La polyvalence sud-africaine est un avantage concurrentiel déterminant
Très peu d’équipes internationales peuvent se remanier avec autant d’efficacité et de créativité que les Springboks. Ce match l’exigeait. Andre Esterhuizen est entré en jeu tôt pour assurer l'équilibre structurel, portant 6 fois sur 38 mètres et réalisant neuf plaqués. Ethan Hooker a montré qu'il pouvait opérer comme un hybride aile-centre. Canan Moodie a évolué de manière transparente entre les rôles de frappeur et Damian de Allende reste le milieu de terrain le plus polyvalent du rugby mondial.
Il s’agit d’un esprit d’équipe intentionnel, pas de chance. Rassie Erasmus identifie les arguments de vente uniques chez les individus et construit des systèmes autour d'eux. C'est la raison pour laquelle l'Afrique du Sud survit à des tests chaotiques, et c'est pourquoi elle peut perdre un joueur tôt et avoir toujours l'air calme à la 25e minute.
L'Afrique du Sud a remporté chaque instant du championnat
Deux tournants ont marqué le match. Le premier était le dernier jeu de la première mi-temps. L'Italie avait dominé la possession, Garbisi avait déjà raté deux penaltys et la foule sentait l'élan. Au lieu de cela, l'Afrique du Sud a remporté des pénalités de mêlée consécutives, est allée directement et Marco van Staden a terminé sous les poteaux. Un match de 3 à 3 est devenu 10 à 3 pour les visiteurs.
Le deuxième est arrivé à la 48e minute. L'Italie avait un alignement de cinq mètres, des chiffres à la limite et une chance d'égaliser ou de mener. L’Afrique du Sud a claqué la porte. Cette position défensive a été le moment où la confiance de l'Italie s'est brisée. Les Boks ont suivi avec un penalty de Pollard, un essai en mêlée pour Morne van den Berg et une séparation au tableau d'affichage dont l'Italie ne s'est jamais remise.
C'est pourquoi l'Afrique du Sud continue de gagner. Ils ne contrôlent peut-être pas la totalité des 80, mais ils contrôlent les moments qui comptent.
Les principaux meneurs de jeu d'Afrique du Sud ont livré leur contribution
Le dernier quart-temps a mis en valeur la capacité des Springboks à punir la fatigue et les hésitations. Canan Moodie a terminé avec 41 mètres et deux défenseurs battus, et sa rupture sur la gauche a été le moment décisif qui a permis à Grant Williams d'essayer à la 71e minute. Morne van den Berg a contrôlé le tempo avec 51 passes et 12 coups de pied, ajustant brillamment la vitesse du match. Ethan Hooker a couronné sa sortie avec une finition dynamique à la 79e minute, mettant en valeur le jeu de jambes et l'intelligence spatiale qui enthousiasment tant l'équipe d'entraîneurs de Bok.
L'Italie avait ses propres atouts. Manuel Zuliani a réalisé 17 plaqués et remporté deux revirements. Giacomo Nicotera et Ross Vintcent ont chacun terminé avec 14 plaqués. Cannone, Capuozzo et Brex représentaient tous des menaces ballon en main.

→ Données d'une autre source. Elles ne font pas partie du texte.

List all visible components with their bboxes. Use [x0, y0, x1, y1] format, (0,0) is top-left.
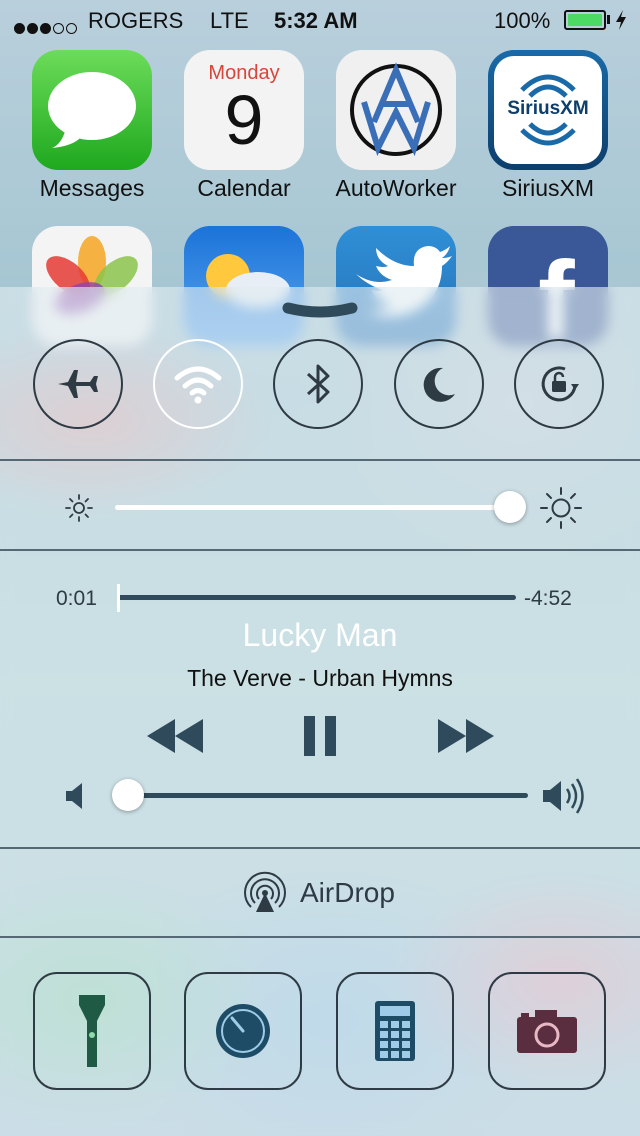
calendar-app-icon[interactable]: Monday 9	[184, 50, 304, 170]
signal-strength-icon	[14, 14, 79, 40]
siriusxm-app-icon[interactable]: SiriusXM	[488, 50, 608, 170]
rotation-lock-icon	[541, 366, 579, 402]
app-label-calendar: Calendar	[197, 175, 291, 201]
divider	[0, 549, 640, 551]
sun-small-icon	[65, 494, 93, 522]
timer-icon	[216, 1004, 270, 1058]
brightness-slider-knob[interactable]	[494, 491, 526, 523]
volume-high-icon	[543, 778, 584, 814]
volume-slider-track[interactable]	[128, 793, 528, 798]
clock-time: 5:32 AM	[274, 8, 358, 33]
battery-icon	[564, 10, 606, 30]
speech-bubble-icon	[48, 72, 136, 148]
chevron-down-icon[interactable]	[282, 300, 358, 324]
camera-icon	[517, 1010, 577, 1053]
wifi-icon	[174, 366, 222, 404]
fast-forward-icon[interactable]	[436, 717, 496, 755]
elapsed-time: 0:01	[56, 587, 97, 610]
bolt-icon	[616, 10, 626, 30]
timer-button[interactable]	[184, 972, 302, 1090]
airdrop-label: AirDrop	[300, 877, 395, 908]
app-label-siriusxm: SiriusXM	[501, 175, 594, 201]
divider	[0, 936, 640, 938]
brightness-slider-track[interactable]	[115, 505, 510, 510]
flashlight-button[interactable]	[33, 972, 151, 1090]
app-label-messages: Messages	[39, 175, 145, 201]
siriusxm-logo-text: SiriusXM	[507, 98, 589, 119]
calculator-icon	[375, 1001, 415, 1061]
airplane-icon	[58, 370, 98, 398]
battery-percent: 100%	[494, 8, 551, 33]
bluetooth-toggle[interactable]	[273, 339, 363, 429]
network-type: LTE	[210, 8, 249, 33]
volume-slider-knob[interactable]	[112, 779, 144, 811]
app-label-autoworker: AutoWorker	[335, 175, 457, 201]
calendar-day-number: 9	[224, 81, 264, 159]
autoworker-app-icon[interactable]	[336, 50, 456, 170]
messages-app-icon[interactable]	[32, 50, 152, 170]
calculator-button[interactable]	[336, 972, 454, 1090]
pause-icon[interactable]	[302, 714, 338, 758]
song-artist-album: The Verve - Urban Hymns	[187, 665, 453, 691]
autoworker-logo-icon	[350, 62, 442, 157]
camera-button[interactable]	[488, 972, 606, 1090]
wifi-toggle[interactable]	[153, 339, 243, 429]
status-bar: ROGERS LTE 5:32 AM 100%	[0, 0, 640, 40]
airplane-mode-toggle[interactable]	[33, 339, 123, 429]
rotation-lock-toggle[interactable]	[514, 339, 604, 429]
do-not-disturb-toggle[interactable]	[394, 339, 484, 429]
volume-low-icon	[66, 783, 82, 809]
airdrop-button[interactable]: AirDrop	[0, 850, 640, 936]
divider	[0, 459, 640, 461]
bluetooth-icon	[306, 364, 330, 404]
sun-large-icon	[540, 487, 582, 529]
remaining-time: -4:52	[524, 587, 572, 610]
carrier-name: ROGERS	[88, 8, 184, 33]
airdrop-icon	[244, 871, 286, 912]
divider	[0, 847, 640, 849]
playback-progress-track[interactable]	[117, 595, 516, 600]
song-title: Lucky Man	[242, 617, 398, 653]
rewind-icon[interactable]	[145, 717, 205, 755]
playback-scrubber[interactable]	[117, 584, 121, 612]
moon-icon	[423, 367, 455, 402]
flashlight-icon	[79, 995, 105, 1067]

Mais la différence était simple. Les meilleurs joueurs sud-africains ont tenu leurs promesses dans les minutes décisives. L’Italie ne l’a pas fait ; au lieu de cela, ils ont pris trois points faciles, ce qui, dans d'autres circonstances, aurait eu du sens. Alors qu’ils avaient un net avantage numérique et gagnaient du terrain, se contenter de trois était un soulagement pour les Springboks.